II. DES SUJETS DE DISCORDE QUI RESTENT NOMBREUX
A côté de ces accords dont il se réjouit, votre rapporteur doit en effet soulever des désaccords ô combien plus substantiels.
En premier lieu, s'agissant de l'épargne retraite ( articles 16 à 22 ) qui constitue le point de désaccord majeur entre les deux assemblées, votre rapporteur souhaite réfuter les accusations d'idéologie dont la position du Sénat a fait l'objet : en introduisant un titre consacré à l'épargne retraite, le Sénat n'a fait que dire tout haut ce que l'Assemblée nationale et le gouvernement pensent tout bas. La palme de l'honnêteté intellectuelle est loin d'échoir à l'Assemblée : celle-ci propose dans le même temps de créer un PPESV qui pourra, le cas échéant, très facilement se transformer en fonds de pension et de crier haro sur l'épargne retraite.
Le rapporteur de la commission des finances de l'Assemblée nationale a également indiqué en séance publique qu'il était exclu que l'Assemblée nationale valide la tentative de " greffe des fonds de pension " opérée par le Sénat sur l'épargne salariale. Mais la " bouture des PPESV " est prête et les fonds de pension de gauche sont pour demain. Le Sénat s'en réjouit mais regrette que l'idéologie à l'oeuvre à l'Assemblée nationale conduise à de telles manoeuvres en catimini. Adoptant une méthode contraire, le Sénat a souhaité exposer clairement les enjeux, refuser l'aspect quelque peu " bâtard " du PPESV, pour instaurer un mécanisme clair et simple d'épargne retraite. Notre collègue Jean-Pierre Balligand, rapporteur de la commission des finances de l'Assemblée nationale, écrit que le Sénat " a cru bon de verser dans l'idéologie en réintroduisant la loi dite " Thomas " ". Mais n'est-ce pas plutôt l'Assemblée nationale, qui verse dans l'idéologie en se voilant la face, en n'appelant pas par son nom (fonds de pension, fonds de retraite) le nouveau dispositif qu'elle crée ?

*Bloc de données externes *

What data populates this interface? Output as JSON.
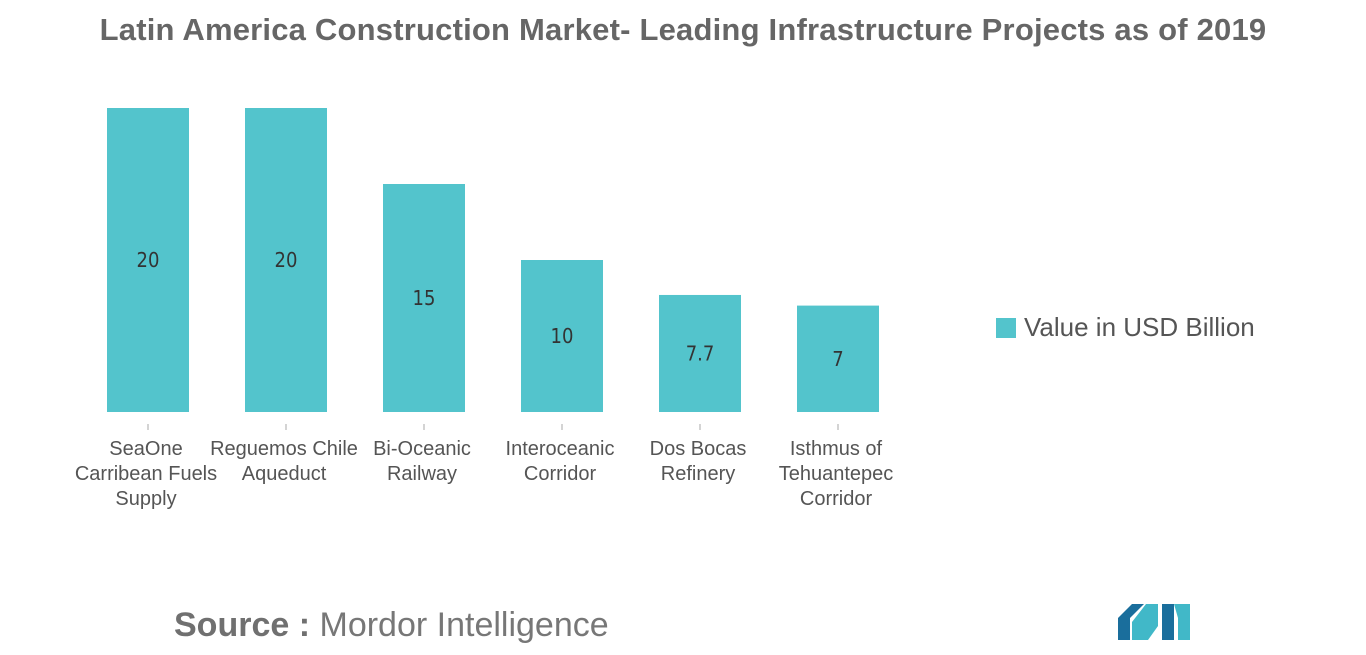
{
  "chart_data": {
    "type": "bar",
    "title": "Latin America Construction Market- Leading Infrastructure Projects as of 2019",
    "categories": [
      "SeaOne Carribean Fuels Supply",
      "Reguemos Chile Aqueduct",
      "Bi-Oceanic Railway",
      "Interoceanic Corridor",
      "Dos Bocas Refinery",
      "Isthmus of Tehuantepec Corridor"
    ],
    "category_lines": [
      [
        "SeaOne",
        "Carribean Fuels",
        "Supply"
      ],
      [
        "Reguemos Chile",
        "Aqueduct"
      ],
      [
        "Bi-Oceanic",
        "Railway"
      ],
      [
        "Interoceanic",
        "Corridor"
      ],
      [
        "Dos Bocas",
        "Refinery"
      ],
      [
        "Isthmus of",
        "Tehuantepec",
        "Corridor"
      ]
    ],
    "series": [
      {
        "name": "Value in USD Billion",
        "values": [
          20,
          20,
          15,
          10,
          7.7,
          7
        ],
        "labels": [
          "20",
          "20",
          "15",
          "10",
          "7.7",
          "7"
        ]
      }
    ],
    "ylim": [
      0,
      20
    ],
    "grid": false,
    "legend_position": "right",
    "bar_color": "#53c4cc"
  },
  "source": {
    "prefix": "Source :",
    "text": "Mordor Intelligence"
  },
  "colors": {
    "bar": "#53c4cc",
    "title": "#666666",
    "logo_dark": "#1a6e9c",
    "logo_light": "#41b8c8"
  }
}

Le procès qui est fait au Sénat de vouloir mélanger épargne salariale et épargne retraite est un faux procès. Le Sénat estime effectivement que l'épargne retraite est une des formes de l'épargne salariale entendue largement comme une épargne constituée à l'occasion de la relation de travail. L'épargne salariale classique, l'actionnariat salarié et l'épargne retraite entrent bien tous dans cette catégorie. Toutefois, le Sénat a clairement distingué dans sa proposition de modification du texte, une épargne salariale " classique " et une épargne salariale " en vue de la retraite " alors que le texte proposé par le gouvernement et l'Assemblée nationale entretient un savant mélange entre les deux. Il suffit de rappeler que l'exposé des motifs de l'article 7 sur le PPESV prévoit explicitement la possibilité d'une utilisation en vue de constituer un complément de retraite.
Ce débat sur l'épargne retraite constitue à n'en pas douter un écueil fondamental. Toutefois, d'autres points d'accroche sont apparus au cours de la première lecture et la nouvelle lecture à l'Assemblée nationale ne permet pas d'espérer de convergence des positions.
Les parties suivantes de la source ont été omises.